Alternatively, biometrics can be used to identify a person from a database of thousands or millions — the so-called “one-to-many” application. This is the way that biometric face ID systems from companies such as Viisage and Visionics (now called Identix) are being used at airports to scan for known terrorists. The computer has a database of known bad guys, and it consults the entire database as each potential traveler walks by. Those systems are inherently less accurate than one-to-one because the chances of a mismatch, or “false positive,” are proportional to the size of the database.
On the surface, biometrics seem like the perfect tools for authenticating computer users. The fingerprint systems developed and refined for law enforcement are not the fingerprint readers that are making their way onto desktop computers.
Unlike passwords, a biometric print can’t be forgotten — no more passwords written on yellow sticky notes — and bioprints can’t be shared, sold or stolen by social engineering. Indeed, that’s one of the reasons that I bought an ECCO voice-print lock for my front door: I was renting out a spare room in the house, and with the biometric reader, I never had to change my house’s locks.
But biometrics are not foolproof: A person’s bioprint can be captured, copied and then fraudulently submitted for verification. For this reason, readers need to have some sort of built-in security to make sure that they are actually performing a live scan; encryption should be used to protect data as it travels from the reader to the database; and the verification software should reject attempts that are too close a fit. Meanwhile, experienced biometric scientists know that they should never use a fingerprint scanner that doesn’t have a pulse detector or some other way to detect the culpable use of a severed digit.
Be very wary if you hear a company boasting about its system for “biometric encryption.” Because a biometric print will never read exactly the same way twice, biometric encryption systems need some form of error correction so that encrypted data can actually be decrypted at a later point in time. This error correction makes it easier for an attacker to “guess” the correct encryption key, since a close guess will be corrected. An even bigger problem with those systems: If your key is compromised, there is no way to change your fingerprint.
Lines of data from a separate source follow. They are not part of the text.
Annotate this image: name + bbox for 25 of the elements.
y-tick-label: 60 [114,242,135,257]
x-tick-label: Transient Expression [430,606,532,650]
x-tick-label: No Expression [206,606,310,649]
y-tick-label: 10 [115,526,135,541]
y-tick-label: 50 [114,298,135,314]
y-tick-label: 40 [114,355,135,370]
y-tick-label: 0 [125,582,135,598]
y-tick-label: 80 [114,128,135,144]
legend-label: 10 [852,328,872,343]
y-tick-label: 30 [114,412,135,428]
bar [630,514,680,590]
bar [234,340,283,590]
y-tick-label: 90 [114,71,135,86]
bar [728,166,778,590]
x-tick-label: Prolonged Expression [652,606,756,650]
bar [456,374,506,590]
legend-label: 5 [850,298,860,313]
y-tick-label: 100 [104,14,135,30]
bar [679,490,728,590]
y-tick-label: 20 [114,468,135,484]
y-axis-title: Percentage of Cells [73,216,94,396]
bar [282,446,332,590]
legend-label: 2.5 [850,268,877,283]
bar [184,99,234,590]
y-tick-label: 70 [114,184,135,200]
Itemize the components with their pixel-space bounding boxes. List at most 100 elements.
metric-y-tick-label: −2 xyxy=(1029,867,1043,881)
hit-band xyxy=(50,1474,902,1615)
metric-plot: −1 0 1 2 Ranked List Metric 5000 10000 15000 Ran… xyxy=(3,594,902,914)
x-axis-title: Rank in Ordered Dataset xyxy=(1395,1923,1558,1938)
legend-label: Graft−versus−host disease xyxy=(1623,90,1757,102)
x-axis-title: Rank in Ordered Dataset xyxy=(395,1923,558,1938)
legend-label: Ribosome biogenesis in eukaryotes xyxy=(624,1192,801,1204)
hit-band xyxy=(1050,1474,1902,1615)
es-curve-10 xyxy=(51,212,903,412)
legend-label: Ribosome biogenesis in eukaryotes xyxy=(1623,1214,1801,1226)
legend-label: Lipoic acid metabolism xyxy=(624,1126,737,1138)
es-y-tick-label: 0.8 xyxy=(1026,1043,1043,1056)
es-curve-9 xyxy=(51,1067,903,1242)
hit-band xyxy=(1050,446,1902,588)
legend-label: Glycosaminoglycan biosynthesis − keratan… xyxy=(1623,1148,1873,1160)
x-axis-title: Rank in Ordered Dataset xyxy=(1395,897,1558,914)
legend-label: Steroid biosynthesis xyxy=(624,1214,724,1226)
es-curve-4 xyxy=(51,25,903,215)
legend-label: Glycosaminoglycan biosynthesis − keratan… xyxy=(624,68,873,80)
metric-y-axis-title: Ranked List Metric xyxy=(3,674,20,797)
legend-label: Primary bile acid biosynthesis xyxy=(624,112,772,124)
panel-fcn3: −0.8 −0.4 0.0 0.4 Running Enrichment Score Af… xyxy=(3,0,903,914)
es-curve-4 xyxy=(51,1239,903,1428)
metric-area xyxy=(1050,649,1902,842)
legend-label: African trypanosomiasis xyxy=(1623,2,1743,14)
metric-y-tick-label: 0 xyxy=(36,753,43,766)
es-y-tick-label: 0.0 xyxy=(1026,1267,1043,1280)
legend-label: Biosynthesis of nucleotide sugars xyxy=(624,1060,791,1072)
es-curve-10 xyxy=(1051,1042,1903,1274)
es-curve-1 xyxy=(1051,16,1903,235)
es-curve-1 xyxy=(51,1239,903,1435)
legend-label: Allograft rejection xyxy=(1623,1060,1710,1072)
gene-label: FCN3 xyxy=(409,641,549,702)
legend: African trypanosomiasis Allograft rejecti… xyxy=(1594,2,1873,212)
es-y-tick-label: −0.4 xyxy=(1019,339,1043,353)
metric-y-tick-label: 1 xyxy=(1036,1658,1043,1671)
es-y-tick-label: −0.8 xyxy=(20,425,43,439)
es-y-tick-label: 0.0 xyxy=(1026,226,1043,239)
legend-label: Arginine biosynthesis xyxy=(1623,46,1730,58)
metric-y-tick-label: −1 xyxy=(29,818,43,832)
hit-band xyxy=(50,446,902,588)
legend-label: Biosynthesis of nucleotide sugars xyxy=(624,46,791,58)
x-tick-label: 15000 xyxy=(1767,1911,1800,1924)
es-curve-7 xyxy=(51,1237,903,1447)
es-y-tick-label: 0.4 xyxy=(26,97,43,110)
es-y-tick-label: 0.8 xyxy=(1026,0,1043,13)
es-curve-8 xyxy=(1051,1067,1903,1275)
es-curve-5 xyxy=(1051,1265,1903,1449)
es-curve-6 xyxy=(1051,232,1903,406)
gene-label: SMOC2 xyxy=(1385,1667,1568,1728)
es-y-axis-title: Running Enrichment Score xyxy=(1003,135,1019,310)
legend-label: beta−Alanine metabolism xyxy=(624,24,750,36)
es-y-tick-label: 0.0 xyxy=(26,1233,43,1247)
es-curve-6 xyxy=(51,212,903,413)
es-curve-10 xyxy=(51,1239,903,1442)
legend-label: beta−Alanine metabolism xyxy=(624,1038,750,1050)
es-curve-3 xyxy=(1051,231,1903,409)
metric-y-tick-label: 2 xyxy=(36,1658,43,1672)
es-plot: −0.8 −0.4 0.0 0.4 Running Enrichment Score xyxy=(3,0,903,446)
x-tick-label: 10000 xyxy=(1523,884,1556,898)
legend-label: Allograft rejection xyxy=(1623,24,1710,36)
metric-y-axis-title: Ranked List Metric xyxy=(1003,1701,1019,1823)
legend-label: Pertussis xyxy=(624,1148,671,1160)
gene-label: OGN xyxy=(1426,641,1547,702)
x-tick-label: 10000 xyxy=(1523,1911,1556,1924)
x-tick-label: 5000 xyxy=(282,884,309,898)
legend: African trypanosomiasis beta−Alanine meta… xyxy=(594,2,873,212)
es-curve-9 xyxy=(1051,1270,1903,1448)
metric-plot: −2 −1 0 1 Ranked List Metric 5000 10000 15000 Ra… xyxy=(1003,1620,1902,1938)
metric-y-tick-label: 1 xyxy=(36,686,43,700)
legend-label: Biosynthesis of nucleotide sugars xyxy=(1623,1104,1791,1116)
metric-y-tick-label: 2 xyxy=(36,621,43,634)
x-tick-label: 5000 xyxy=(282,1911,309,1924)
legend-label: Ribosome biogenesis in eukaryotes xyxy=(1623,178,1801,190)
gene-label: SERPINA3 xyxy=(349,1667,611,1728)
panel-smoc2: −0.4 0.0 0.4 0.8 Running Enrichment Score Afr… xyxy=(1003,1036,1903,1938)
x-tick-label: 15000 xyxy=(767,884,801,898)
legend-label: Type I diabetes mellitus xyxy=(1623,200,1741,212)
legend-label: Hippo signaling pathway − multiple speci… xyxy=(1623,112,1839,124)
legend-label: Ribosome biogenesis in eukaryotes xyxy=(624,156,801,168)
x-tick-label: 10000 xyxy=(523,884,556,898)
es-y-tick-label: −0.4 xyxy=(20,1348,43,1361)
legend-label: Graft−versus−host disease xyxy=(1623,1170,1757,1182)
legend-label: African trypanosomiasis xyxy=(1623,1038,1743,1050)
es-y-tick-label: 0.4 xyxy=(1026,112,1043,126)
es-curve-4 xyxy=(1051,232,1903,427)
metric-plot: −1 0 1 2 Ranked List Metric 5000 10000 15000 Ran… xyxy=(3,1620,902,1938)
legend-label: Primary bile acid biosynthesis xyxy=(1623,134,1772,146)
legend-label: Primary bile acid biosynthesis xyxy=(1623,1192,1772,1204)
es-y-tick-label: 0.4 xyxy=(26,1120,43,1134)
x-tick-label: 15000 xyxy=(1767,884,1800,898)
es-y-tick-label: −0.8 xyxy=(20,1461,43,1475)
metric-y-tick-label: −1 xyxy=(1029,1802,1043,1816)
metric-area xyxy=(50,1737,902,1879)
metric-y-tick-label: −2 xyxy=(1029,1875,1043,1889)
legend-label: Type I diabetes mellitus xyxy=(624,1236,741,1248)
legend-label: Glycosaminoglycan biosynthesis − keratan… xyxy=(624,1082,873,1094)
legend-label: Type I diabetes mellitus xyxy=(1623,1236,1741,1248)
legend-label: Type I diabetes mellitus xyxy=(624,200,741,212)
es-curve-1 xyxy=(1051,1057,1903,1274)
Better for Doors Than Windows
That’s why I’m a big fan of using biometrics for physical access control — such as the front door lock that I had for so many years. Besides preventing people from sharing or duplicating keys, the lock made it clear to visitors that I took security seriously.
Deploy a fingerprint-based time-card reader at a supermarket and you can be sure that clerks won’t be punching each other’s time cards. Likewise, a hand geometry reader installed at an airport will prevent an $8/hour employee from giving the access code to a terrorist or selling a card for a few thousand dollars (and then reporting the card “lost” a few hours later). Even better, those systems are sold today as sealed, stand-alone units, which makes them both more reliable and more resistant to attack than bioprint readers on Internet-connected computers.
Within the coming months, expect to see live-scan fingerprint readers turning up in laptops and cell phones. Integration done by the manufacturer will reduce cost — ultimately to $25 or less — and increase the chances that those systems will actually work as intended. If they do, and if they are accepted by end users, then biometrics might take off in the coming years. If not, biometrics will probably be sent back to the labs for another decade of R&D.